FBI Director To Talk Russia, Trump Wiretap Before House Intelligence Committee

Cheryl Sanders
March 21, 2017

Trump's White House was also called out during the hearing for sending tweets about the hearing that Comey deemed inaccurate in real time. But amid a furor over whether Moscow tried to influence the 2016 presidential race on Trump's behalf, lawmakers said they would make public as much of their probes as possible.

Trump also called on Congress and the United States intelligence community to look into classified-information leaks, tweeting: "The real story that Congress, the Federal Bureau of Investigation and all others should be looking into is the leaking of Classified information".

"Mr. Putin would like people who like him", Comey said of Russian President Vladimir Putin's feeling toward Trump.

House Democratic Leader Nancy Pelosi released a statement calling for President Donald Trump to apologize after FBI Director James Comey testified at a House hearing on Monday.

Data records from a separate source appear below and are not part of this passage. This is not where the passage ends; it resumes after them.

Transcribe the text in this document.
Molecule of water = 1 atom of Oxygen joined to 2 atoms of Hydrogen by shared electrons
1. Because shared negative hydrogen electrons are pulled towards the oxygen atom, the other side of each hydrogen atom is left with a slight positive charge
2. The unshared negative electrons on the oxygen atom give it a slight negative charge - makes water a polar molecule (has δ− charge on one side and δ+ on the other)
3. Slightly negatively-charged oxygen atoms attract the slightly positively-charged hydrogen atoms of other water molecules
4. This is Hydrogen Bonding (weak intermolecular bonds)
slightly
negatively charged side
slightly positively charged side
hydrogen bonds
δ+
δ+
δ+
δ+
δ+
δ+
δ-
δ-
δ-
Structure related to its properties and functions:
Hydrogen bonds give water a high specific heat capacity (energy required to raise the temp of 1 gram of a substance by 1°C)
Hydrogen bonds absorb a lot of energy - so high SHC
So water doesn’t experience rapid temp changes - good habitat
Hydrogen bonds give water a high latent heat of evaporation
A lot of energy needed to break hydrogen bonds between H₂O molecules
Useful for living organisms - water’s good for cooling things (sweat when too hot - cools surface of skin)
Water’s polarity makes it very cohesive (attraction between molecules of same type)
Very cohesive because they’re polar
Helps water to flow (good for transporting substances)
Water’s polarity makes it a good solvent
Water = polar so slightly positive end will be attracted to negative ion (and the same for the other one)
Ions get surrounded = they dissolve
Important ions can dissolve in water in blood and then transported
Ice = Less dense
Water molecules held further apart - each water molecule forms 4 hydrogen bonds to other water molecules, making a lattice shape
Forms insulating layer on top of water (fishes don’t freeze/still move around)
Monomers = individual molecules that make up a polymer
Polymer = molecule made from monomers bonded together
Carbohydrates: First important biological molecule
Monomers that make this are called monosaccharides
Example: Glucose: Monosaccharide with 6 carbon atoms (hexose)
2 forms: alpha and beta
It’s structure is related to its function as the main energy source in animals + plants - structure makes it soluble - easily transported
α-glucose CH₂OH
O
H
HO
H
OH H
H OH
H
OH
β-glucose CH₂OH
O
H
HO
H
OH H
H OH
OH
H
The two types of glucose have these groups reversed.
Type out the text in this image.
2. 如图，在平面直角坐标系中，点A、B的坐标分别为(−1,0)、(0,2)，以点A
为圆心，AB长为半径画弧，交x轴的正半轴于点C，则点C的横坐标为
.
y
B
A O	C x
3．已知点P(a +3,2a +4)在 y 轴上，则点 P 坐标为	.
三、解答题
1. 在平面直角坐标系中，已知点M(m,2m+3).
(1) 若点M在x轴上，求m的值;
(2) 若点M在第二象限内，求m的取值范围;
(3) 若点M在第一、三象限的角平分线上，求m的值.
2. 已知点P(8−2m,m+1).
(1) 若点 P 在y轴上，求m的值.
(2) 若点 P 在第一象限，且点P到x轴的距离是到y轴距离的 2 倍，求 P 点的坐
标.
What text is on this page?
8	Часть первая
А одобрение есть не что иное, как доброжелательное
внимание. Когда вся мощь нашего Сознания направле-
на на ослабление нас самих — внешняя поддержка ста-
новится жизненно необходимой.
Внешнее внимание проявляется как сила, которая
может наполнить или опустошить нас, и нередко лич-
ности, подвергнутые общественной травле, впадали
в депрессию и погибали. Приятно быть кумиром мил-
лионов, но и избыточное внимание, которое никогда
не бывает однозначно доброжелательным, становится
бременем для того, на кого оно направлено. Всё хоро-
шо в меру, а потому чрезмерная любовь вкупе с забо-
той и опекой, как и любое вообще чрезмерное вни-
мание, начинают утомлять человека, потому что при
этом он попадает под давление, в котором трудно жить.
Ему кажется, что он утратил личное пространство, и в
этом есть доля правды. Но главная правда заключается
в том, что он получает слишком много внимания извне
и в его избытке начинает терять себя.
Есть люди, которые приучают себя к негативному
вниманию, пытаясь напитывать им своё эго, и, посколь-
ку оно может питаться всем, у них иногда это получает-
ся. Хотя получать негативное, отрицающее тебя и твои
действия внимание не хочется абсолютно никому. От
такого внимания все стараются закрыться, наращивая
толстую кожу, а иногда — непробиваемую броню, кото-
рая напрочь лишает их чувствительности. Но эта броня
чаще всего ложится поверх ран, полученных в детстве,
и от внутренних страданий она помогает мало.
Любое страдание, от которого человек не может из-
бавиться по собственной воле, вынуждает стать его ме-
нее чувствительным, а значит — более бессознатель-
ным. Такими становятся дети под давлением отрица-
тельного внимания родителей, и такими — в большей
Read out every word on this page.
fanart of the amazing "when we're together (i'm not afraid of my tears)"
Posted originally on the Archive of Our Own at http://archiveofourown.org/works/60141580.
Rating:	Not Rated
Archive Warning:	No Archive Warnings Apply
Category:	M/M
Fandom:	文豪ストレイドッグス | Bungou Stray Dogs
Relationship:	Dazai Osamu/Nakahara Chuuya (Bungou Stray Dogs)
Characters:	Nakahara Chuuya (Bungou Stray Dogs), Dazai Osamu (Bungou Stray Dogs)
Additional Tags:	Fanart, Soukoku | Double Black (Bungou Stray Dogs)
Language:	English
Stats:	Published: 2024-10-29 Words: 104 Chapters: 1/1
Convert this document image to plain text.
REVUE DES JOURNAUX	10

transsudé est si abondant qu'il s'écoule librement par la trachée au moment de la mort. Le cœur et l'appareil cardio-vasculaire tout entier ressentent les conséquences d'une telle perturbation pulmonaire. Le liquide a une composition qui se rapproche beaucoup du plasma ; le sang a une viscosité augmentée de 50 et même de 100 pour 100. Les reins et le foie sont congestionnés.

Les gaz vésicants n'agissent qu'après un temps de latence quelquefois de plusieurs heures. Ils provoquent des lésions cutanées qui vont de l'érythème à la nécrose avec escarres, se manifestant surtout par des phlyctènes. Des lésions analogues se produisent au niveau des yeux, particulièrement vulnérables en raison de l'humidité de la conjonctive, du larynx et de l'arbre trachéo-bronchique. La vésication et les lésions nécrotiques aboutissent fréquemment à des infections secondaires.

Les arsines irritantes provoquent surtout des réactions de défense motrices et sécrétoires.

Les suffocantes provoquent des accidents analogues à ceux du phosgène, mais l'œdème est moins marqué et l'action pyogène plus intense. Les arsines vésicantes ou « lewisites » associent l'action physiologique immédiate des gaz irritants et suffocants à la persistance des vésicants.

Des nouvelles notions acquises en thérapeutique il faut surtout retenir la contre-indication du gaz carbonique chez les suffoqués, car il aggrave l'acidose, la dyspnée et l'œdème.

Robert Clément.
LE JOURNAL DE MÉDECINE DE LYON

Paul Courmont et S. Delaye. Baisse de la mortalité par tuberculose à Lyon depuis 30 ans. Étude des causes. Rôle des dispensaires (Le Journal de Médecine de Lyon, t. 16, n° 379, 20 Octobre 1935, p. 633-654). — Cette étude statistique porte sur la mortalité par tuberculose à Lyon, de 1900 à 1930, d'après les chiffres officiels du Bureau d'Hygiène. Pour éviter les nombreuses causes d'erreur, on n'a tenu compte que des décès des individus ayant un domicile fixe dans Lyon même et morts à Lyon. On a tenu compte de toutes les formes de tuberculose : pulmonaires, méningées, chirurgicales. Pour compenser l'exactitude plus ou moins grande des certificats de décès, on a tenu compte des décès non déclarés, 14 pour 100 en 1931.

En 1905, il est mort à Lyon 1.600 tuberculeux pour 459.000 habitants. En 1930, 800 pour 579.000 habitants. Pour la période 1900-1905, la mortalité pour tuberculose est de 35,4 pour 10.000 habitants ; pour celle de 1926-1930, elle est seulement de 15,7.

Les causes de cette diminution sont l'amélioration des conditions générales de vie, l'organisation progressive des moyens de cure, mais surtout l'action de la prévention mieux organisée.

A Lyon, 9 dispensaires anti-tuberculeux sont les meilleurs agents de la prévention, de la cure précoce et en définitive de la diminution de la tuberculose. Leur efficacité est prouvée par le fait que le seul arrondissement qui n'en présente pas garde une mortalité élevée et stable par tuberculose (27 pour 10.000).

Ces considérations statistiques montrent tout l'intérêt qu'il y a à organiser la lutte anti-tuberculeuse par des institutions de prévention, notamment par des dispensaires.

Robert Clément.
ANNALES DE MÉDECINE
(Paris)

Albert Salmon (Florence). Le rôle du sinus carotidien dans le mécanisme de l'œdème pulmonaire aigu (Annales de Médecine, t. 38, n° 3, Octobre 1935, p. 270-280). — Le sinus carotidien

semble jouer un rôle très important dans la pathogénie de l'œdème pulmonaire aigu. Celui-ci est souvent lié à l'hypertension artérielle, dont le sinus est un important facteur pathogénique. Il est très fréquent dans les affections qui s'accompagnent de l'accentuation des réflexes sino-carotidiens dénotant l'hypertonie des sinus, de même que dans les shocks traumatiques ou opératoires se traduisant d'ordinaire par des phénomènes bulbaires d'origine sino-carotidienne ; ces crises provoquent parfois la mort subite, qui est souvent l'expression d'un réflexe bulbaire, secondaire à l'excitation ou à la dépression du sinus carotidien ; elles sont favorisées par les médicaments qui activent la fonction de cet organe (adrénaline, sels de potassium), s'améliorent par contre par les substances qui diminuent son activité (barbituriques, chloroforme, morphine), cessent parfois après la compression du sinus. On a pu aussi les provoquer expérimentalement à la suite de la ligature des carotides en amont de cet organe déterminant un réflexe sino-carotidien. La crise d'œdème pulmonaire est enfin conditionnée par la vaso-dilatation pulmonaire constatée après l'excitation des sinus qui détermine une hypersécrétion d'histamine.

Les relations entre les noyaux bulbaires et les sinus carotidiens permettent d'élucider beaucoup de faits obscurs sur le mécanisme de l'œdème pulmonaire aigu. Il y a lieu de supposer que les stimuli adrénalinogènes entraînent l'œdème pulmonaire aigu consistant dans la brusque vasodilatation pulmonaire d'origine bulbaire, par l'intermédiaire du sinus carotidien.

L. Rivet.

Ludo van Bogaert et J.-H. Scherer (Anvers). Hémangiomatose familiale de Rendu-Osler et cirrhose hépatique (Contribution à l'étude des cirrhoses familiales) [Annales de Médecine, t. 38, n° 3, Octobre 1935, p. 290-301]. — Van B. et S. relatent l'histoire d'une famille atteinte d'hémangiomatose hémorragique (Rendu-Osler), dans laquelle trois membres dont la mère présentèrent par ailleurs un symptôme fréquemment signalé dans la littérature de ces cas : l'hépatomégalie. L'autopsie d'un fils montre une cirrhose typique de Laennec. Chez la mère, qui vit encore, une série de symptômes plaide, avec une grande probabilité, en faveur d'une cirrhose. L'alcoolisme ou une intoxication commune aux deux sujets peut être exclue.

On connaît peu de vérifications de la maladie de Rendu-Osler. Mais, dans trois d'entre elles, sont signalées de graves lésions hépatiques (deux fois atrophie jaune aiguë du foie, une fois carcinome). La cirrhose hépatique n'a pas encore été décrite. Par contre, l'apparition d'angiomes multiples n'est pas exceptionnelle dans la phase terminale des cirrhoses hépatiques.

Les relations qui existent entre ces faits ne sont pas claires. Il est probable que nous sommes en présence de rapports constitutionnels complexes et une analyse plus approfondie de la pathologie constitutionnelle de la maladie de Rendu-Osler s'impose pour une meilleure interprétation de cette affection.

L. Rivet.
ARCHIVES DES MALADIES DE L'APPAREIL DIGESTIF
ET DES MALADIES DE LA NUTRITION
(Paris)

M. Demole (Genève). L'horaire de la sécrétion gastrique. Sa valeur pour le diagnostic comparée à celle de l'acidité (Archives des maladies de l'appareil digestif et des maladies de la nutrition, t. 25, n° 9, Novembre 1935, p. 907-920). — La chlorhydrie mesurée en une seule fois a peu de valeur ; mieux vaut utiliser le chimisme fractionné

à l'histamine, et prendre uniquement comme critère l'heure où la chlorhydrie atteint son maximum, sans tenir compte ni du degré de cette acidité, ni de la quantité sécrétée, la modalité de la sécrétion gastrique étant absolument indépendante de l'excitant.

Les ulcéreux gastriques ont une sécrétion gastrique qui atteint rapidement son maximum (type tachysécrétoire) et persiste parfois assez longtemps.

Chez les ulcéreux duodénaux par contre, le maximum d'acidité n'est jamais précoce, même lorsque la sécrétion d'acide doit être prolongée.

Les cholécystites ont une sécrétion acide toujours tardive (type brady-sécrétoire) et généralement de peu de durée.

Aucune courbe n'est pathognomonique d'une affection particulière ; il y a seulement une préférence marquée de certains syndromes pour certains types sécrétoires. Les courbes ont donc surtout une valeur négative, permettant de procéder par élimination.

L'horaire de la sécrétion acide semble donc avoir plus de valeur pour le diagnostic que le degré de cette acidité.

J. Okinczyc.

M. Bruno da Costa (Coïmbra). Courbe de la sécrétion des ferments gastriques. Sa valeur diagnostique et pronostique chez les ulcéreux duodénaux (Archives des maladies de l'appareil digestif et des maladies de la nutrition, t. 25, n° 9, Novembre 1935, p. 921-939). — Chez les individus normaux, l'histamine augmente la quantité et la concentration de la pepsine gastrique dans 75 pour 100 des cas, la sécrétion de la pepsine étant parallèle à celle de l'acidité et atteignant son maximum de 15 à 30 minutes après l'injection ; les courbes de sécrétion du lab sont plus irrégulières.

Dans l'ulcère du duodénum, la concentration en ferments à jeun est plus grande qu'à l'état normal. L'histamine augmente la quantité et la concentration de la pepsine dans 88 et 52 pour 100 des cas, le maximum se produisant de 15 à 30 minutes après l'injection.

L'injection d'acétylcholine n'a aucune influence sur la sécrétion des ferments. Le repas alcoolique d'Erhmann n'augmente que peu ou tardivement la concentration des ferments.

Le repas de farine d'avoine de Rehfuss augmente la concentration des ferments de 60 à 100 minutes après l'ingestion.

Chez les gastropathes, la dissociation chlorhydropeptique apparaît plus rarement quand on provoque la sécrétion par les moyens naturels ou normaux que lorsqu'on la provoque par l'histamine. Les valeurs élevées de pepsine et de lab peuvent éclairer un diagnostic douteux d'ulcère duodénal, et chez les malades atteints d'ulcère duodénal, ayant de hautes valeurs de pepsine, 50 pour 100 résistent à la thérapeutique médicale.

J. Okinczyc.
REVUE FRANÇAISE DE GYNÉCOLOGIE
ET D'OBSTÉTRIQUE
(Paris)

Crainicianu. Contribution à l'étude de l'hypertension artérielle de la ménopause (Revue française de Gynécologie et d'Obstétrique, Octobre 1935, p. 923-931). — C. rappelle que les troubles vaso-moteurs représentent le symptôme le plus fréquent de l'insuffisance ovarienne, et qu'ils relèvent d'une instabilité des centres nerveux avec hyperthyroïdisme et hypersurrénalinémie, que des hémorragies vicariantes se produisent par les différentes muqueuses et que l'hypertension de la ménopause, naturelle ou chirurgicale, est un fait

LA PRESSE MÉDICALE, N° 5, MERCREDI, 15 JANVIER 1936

The election season was peppered with irregularities - many of which centered around the hacked emails of Democratic candidate Hillary Clinton's campaign chairman, John Podesta, and the Democratic National Committee - later linked to the Russian government. Director Comey's testimony put the last nail into President Trump's mendacious wiretapping claims.

The White House's official Twitter account sent out a message Monday highlighting comments by FBI Director James Comey, saying the remarks showed former President Obama and his staff may have known the FBI was listening in on former national security adviser Michael Flynn's calls with Russian officials. "Must find leaker now!"

Both the House Intelligence Committee and Senate Judiciary Subcommittee on Crime and Terrorism asked the Justice Department to turn over any evidence supporting Trump's allegations - including warrants and court orders.

Committee chairman Rep. Devin Nunes, R-Calif., said the hearing will focus on several areas, including the scope of Russia's meddling in the USA election, whether any campaign officials conspired in those attempts and leaks of classified information to the media.

USA intelligence agencies in January took the extraordinary step of stating publicly that they had concluded that hackers working for Russian Federation under Putin's direction broke into the email accounts of senior Democrats and released embarrassing documents to damage Trump's Democratic rival Hillary Clinton. But the fact that there's evidence to suggest possible collusion between the president's campaign and a foreign enemy reinforces the need for a special prosecutor to oversee such an investigation.

Trump has found himself at odds with Democrats and Republicans alike, including Nunes, over his March 4 assertion that the Obama administration tapped his phones during the 2016 presidential campaign.

The Senate Intelligence Committee has announced a public hearing for March 30.